What happens if Anthropic, Google, and Meta say no
The entire framing assumes the other major labs sign on to a shared structure. There's no public confirmation that Anthropic, Google, or Meta have agreed to anything, and every incentive here points toward OpenAI benefiting the most from being first. A voluntary 5% handover looks generous only in isolation. If it becomes the baseline expectation for every AI company operating at scale, and only OpenAI actually offered it, Altman comes out of this looking like the company that got ahead of regulation everyone else eventually had to match anyway.
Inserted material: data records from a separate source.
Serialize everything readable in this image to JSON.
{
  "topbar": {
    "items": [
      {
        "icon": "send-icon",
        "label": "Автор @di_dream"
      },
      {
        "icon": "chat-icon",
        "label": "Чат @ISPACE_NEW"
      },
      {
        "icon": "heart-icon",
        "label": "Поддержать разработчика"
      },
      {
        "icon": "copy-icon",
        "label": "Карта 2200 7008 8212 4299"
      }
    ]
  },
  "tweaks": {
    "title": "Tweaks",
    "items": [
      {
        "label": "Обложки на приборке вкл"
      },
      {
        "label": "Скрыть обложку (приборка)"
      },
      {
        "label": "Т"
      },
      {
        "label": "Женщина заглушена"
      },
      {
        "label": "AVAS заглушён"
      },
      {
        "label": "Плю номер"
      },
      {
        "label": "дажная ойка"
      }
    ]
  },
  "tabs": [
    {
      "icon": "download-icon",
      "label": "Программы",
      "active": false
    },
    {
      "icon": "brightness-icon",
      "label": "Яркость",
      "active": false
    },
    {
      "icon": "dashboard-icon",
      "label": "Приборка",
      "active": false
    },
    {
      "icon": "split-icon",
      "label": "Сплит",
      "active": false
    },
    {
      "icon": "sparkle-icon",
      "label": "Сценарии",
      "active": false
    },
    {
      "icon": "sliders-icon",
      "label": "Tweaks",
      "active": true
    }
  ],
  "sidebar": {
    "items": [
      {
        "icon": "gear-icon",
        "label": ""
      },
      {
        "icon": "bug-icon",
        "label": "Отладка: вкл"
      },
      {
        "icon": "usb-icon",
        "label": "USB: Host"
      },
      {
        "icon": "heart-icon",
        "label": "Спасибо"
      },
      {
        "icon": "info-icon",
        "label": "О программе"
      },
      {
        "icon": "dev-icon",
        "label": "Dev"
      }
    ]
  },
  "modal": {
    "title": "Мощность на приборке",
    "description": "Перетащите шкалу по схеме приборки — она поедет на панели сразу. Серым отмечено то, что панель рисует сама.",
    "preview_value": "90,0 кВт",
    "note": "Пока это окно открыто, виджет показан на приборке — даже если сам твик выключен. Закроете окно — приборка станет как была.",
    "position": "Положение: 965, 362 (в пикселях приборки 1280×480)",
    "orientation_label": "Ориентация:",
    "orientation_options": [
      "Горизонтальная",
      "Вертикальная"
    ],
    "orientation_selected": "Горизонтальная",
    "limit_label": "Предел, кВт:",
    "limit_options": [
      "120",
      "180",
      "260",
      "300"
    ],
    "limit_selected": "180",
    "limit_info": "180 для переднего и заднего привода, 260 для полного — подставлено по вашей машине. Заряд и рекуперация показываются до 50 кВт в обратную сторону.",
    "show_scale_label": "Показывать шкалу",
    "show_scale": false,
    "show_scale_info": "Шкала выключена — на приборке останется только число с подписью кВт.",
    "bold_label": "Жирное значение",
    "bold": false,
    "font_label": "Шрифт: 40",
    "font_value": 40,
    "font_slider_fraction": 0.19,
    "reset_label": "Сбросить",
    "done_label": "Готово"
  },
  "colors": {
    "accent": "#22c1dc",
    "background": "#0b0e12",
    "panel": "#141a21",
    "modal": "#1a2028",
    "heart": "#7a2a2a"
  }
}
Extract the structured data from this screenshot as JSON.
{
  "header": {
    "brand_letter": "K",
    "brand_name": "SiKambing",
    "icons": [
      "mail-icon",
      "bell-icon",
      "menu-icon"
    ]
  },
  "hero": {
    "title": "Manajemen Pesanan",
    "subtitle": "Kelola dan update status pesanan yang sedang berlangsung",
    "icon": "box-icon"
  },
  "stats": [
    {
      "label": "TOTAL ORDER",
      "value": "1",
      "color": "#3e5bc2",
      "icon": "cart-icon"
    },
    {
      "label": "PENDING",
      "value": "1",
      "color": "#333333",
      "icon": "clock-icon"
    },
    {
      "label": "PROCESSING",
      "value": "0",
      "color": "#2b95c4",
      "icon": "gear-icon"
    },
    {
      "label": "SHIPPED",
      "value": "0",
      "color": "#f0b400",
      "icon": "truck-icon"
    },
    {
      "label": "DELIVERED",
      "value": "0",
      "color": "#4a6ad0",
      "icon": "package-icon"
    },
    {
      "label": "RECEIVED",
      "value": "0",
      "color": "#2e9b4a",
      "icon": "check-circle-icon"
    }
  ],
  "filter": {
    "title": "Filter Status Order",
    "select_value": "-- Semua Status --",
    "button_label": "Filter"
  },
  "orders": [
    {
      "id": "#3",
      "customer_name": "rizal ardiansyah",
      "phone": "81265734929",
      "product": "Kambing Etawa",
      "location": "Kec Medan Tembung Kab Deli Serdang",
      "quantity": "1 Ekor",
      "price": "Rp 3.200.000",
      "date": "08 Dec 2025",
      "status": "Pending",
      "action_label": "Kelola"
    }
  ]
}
Anthropic is already navigating its own government-adjacent tangle this year, from Commerce Department export restrictions on its Mythos model to scrutiny elsewhere in the industry, and has reportedly floated its own, separate "digital dividend" concept rather than signing onto Altman's shared vehicle. A common public fund would, in theory, put all of that under one roof instead of four separate negotiations. Whether that's appealing to a competitor with its own competing proposal depends entirely on the terms nobody's published yet.
None of this is close to law, regulation, or even a signed agreement. It's a handful of executives and officials talking about a structure that doesn't exist yet, attached to a valuation number that will have moved by the time anything gets finalized. The number worth watching isn't 5%. It's whether a second AI lab agrees to anything at all.